Discret à l'école, effondré à la maison. Ce n'est pas une contradiction, c'est même souvent le signe le plus clair qui soit. Et ça coûte à ton enfant plus d'énergie qu'on ne le voit de l'extérieur.
Il y a des enfants pour qui l'école dit : « Chez nous, tout va bien. » Et à la maison, tu vis un enfant qui explose en rentrant, qui pleure ou se referme complètement. Ce contraste déroute beaucoup de parents, et parfois eux-mêmes : est-ce que je fais quelque chose de travers à la maison ? La réponse est presque toujours non. Ce que tu vis a un nom : le masking.

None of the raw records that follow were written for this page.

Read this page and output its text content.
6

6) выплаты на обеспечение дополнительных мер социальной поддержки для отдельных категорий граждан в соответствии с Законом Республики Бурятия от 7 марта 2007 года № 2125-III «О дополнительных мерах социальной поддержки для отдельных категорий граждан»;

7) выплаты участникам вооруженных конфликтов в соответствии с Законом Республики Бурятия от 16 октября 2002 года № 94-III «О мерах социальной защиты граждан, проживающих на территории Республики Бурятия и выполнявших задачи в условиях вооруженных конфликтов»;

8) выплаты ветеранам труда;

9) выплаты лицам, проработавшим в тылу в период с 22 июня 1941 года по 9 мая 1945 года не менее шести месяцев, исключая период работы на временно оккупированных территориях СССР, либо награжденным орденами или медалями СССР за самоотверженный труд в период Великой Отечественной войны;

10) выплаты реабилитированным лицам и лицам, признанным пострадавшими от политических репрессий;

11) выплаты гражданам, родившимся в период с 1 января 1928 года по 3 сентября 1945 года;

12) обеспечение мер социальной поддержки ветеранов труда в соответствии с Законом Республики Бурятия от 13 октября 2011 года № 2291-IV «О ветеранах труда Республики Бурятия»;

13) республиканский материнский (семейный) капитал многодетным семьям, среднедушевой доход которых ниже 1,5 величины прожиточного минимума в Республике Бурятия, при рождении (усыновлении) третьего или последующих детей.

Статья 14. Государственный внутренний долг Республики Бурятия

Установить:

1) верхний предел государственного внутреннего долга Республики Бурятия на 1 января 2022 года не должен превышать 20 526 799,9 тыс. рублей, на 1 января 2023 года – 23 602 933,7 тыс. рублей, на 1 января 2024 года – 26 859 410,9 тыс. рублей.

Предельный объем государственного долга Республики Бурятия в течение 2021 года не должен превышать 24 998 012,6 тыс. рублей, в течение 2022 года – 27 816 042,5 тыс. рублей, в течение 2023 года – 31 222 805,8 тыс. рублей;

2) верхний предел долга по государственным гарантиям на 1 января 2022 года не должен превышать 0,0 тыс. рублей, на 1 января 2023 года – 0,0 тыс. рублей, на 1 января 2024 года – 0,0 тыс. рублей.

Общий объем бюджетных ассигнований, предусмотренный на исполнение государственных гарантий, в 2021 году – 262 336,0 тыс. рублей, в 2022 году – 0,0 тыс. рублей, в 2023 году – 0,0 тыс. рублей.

Ce que signifie le masking
Le masking, aussi appelé camouflage, désigne l'effort permanent de paraître « normal ». Un enfant réprime ses tics ou son besoin de bouger. Il se force à un contact visuel qui lui est désagréable. Il copie la façon dont les autres parlent, rient et réagissent, et sourit alors qu'il est déjà dépassé. Vu de l'extérieur, ça fonctionne étonnamment bien. À l'intérieur, un programme de contrôle épuisant tourne toute la journée, sans que presque personne ne le voie.
Pourquoi ça épuise autant
Imagine devoir parler pendant huit heures dans une langue étrangère où tu doutes à chaque phrase, tout en souriant en permanence. C'est à peu près ce que ressent une journée d'école masquée. La recherche montre que le masking est lié à l'épuisement, à un risque accru d'anxiété et de dépression, et à des diagnostics tardifs ou totalement manqués.
L'enfant se retient dans le cadre sécurisant de l'école pendant la journée, et ne laisse tout sortir qu'à la maison, l'endroit le plus sûr. Ce que les parents vivent comme un « effondrement de fin d'après-midi » n'est donc pas un signe que quelque chose cloche à la maison. C'est au contraire une preuve de confiance : c'est avec toi que l'enfant peut enfin arrêter de jouer un rôle.